Opt compiler: Speedup div/rem by constants on arm32 and arm64.

This patch also includes:
1. Add java test for div/rem negative constants.
2. Fix a thumb2 encoding issue where the last operand is
   "reg, shift #amount" in some instructions.
3. Support a simple filter in arm32 assembler test to filter out
   unsupported cases, such as "smull r0, r0, r1, r2".
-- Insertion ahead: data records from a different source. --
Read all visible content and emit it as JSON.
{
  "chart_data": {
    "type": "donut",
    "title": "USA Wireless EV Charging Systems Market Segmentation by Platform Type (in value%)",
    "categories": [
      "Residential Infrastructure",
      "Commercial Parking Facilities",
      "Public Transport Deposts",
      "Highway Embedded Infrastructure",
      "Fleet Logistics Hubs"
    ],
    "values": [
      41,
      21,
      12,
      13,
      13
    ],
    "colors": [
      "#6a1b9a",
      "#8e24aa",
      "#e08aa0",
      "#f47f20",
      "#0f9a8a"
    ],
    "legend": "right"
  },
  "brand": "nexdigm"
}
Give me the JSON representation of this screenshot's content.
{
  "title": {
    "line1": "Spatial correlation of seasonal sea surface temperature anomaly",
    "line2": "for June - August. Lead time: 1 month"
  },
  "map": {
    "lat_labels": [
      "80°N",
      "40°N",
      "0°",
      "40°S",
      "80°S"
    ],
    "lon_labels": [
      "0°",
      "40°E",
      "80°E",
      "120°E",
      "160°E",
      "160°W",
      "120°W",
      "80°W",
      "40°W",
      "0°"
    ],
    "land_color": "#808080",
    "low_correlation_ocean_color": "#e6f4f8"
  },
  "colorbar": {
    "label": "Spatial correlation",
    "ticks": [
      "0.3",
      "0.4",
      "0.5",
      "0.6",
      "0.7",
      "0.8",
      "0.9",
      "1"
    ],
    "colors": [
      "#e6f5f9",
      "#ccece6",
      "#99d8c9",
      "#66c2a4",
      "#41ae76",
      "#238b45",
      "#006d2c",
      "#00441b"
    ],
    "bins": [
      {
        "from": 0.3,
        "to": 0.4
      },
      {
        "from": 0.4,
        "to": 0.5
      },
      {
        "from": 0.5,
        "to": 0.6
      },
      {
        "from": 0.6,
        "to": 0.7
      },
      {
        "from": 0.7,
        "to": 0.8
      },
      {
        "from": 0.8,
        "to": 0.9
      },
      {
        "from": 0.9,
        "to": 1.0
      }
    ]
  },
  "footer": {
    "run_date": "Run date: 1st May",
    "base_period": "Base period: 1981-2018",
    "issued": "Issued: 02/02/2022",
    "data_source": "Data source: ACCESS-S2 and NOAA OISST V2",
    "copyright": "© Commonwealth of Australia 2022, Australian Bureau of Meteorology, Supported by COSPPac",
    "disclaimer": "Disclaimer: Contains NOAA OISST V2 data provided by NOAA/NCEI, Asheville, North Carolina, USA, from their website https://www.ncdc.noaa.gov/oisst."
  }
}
4. Add smull arm32 assembler test.
5. Add smull/umull thumb2 test.
6. Add test for the thumb2 encoding issue which is fixed in this
   patch.

Change-Id: I1601bc9c38f70f11909f2816fe3ec105a158951e
diff --git a/compiler/utils/arm/assembler_arm.h b/compiler/utils/arm/assembler_arm.h
index 313f365..dee8287 100644
--- a/compiler/utils/arm/assembler_arm.h
+++ b/compiler/utils/arm/assembler_arm.h
@@ -398,6 +398,8 @@
                    Condition cond = AL) = 0;
   virtual void mls(Register rd, Register rn, Register rm, Register ra,
                    Condition cond = AL) = 0;
+  virtual void smull(Register rd_lo, Register rd_hi, Register rn, Register rm,
+                     Condition cond = AL) = 0;
   virtual void umull(Register rd_lo, Register rd_hi, Register rn, Register rm,
                      Condition cond = AL) = 0;